Saturday, February 1, 2020

Chapter 21

Revelation 17

By all the measurables the Christian community could not last long against Rome.  Rome destroyed and assimilated all her enemies.  The Christian faith with its high ideals, morals, and ethics could not last long against Rome.  Rome, for her part, was everywhere and offered everything a person could want.  There was almost no vice, experience, pleasure or indulgence that could not be had in the Roman Empire.  All that was demanded was loyalty to Rome and tolerance of the vices of others.    Rome was mighty, with kings and peoples to do her bidding.  She boasted of her courts, transportation, education, philosophy, Pax Romania, power, regal pomp and her own eternal greatness.  What did the church have to offer compared to that?

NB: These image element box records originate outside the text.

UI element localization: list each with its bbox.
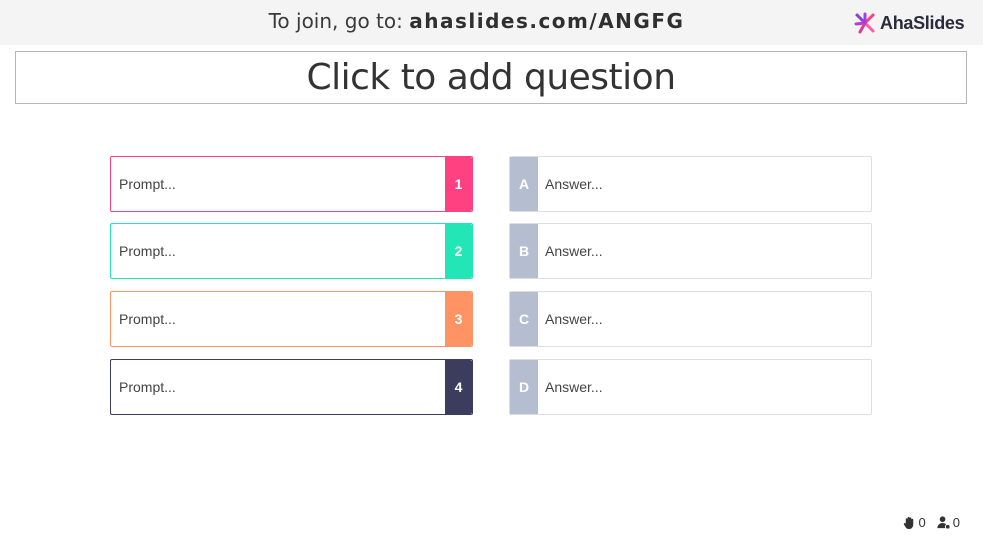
prompt-input[interactable]: Prompt...	[111, 224, 445, 278]
answer-input[interactable]: Answer...	[538, 292, 871, 346]
answer-letter-badge: D	[510, 360, 538, 414]
prompt-input[interactable]: Prompt...	[111, 157, 445, 211]
logo-icon	[854, 12, 875, 34]
prompt-input[interactable]: Prompt...	[111, 292, 445, 346]
question-input[interactable]: Click to add question	[15, 51, 967, 104]
prompt-number-badge: 3	[445, 292, 472, 346]
join-url[interactable]: ahaslides.com/ANGFG	[409, 9, 684, 33]
logo-text: AhaSlides	[880, 12, 965, 33]
prompt-number-badge: 1	[445, 157, 472, 211]
answer-letter-badge: A	[510, 157, 538, 211]
prompt-number-badge: 2	[445, 224, 472, 278]
prompt-number-badge: 4	[445, 360, 472, 414]
top-bar: To join, go to: ahaslides.com/ANGFG AhaS…	[0, 0, 983, 45]
prompt-input[interactable]: Prompt...	[111, 360, 445, 414]
join-prefix: To join, go to:	[268, 9, 410, 33]
raised-hand-icon	[903, 516, 913, 530]
answer-input[interactable]: Answer...	[538, 360, 871, 414]
raised-hands-stat: 0	[902, 515, 926, 530]
participants-count: 0	[952, 515, 960, 530]
participant-icon	[937, 516, 951, 530]
answer-letter-badge: B	[510, 224, 538, 278]
join-instructions: To join, go to: ahaslides.com/ANGFG	[0, 9, 953, 33]
answer-row: A Answer...	[509, 156, 872, 212]
answer-input[interactable]: Answer...	[538, 157, 871, 211]
answer-row: B Answer...	[509, 223, 872, 279]
question-placeholder: Click to add question	[306, 57, 676, 98]
ahaslides-logo[interactable]: AhaSlides	[853, 9, 965, 37]
answer-row: D Answer...	[509, 359, 872, 415]
prompt-row: Prompt... 2	[110, 223, 473, 279]
answer-input[interactable]: Answer...	[538, 224, 871, 278]
prompt-row: Prompt... 1	[110, 156, 473, 212]
answer-letter-badge: C	[510, 292, 538, 346]
participants-stat: 0	[936, 515, 960, 530]
raised-hands-count: 0	[918, 515, 926, 530]
prompt-row: Prompt... 4	[110, 359, 473, 415]
session-stats: 0 0	[892, 515, 960, 530]
prompt-row: Prompt... 3	[110, 291, 473, 347]
answer-row: C Answer...	[509, 291, 872, 347]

As disciples it is easy to feel the same way today.  How can we stand up to the wealth, opulence, pleasure, and might of our culture?  What can a Sunday worship service do when compared with a day at Universal Studios or Disney?  Our gatherings seem so insignificant when compared to sporting events, concerts, or national political conventions.  How does reading of Scripture and saying of prayers match up to the news and entertainment media?  All the while we are opposed in every way from being marginalized to outright persecution.  It is easy to feel the church, the community of disciples, is of no consequence in comparison to the power of this world.  Maybe we should pursue the path of power, the way of wealth, the influence of excitement.  These are all seductive.

In Revelation 17 we see the façade pulled off, the curtain pulled back and the true nature of Rome and the powers that oppose the church shown for what they are.  We see a harlot, a whore.  Please let’s not use polite euphemisms for something this disgusting.  This is no young seductress.  Jewels do not keep us from seeing the ugliness.  She is drunk and if not for her ill-gotten wealth she would be sprawled out in a gutter, but she is rich with power, influence and money.  She hates the church the way a bitter, old, skanky slut hates a young, beautiful, virgin bride.  Her patron’s will soon turn on this nasty, sick, drunk whore.  Do not envy the world’s wealth and power and pleasure anymore than you would envy an old whore just before her ruin. 

Questions to ponder

Why do you think the Holy Spirit inspired such dramatic and graphic language to describe the world? 

It has been reported that red lights were used in houses of ill repute to make it more difficult to see the lesions and sores on the prostitutes’ bodies.  What means does the world use to hide its sinful and revolting true nature? 

In what ways is the world’s system like a whore? In our sexually charged society we have down played the evil of prostitution.  How might that impact our understanding of this passage? 


Scripture often uses the metaphor of prostitution for the infidelity on the part of God’s people.  What picture does that give us of God’s emotions when we sin?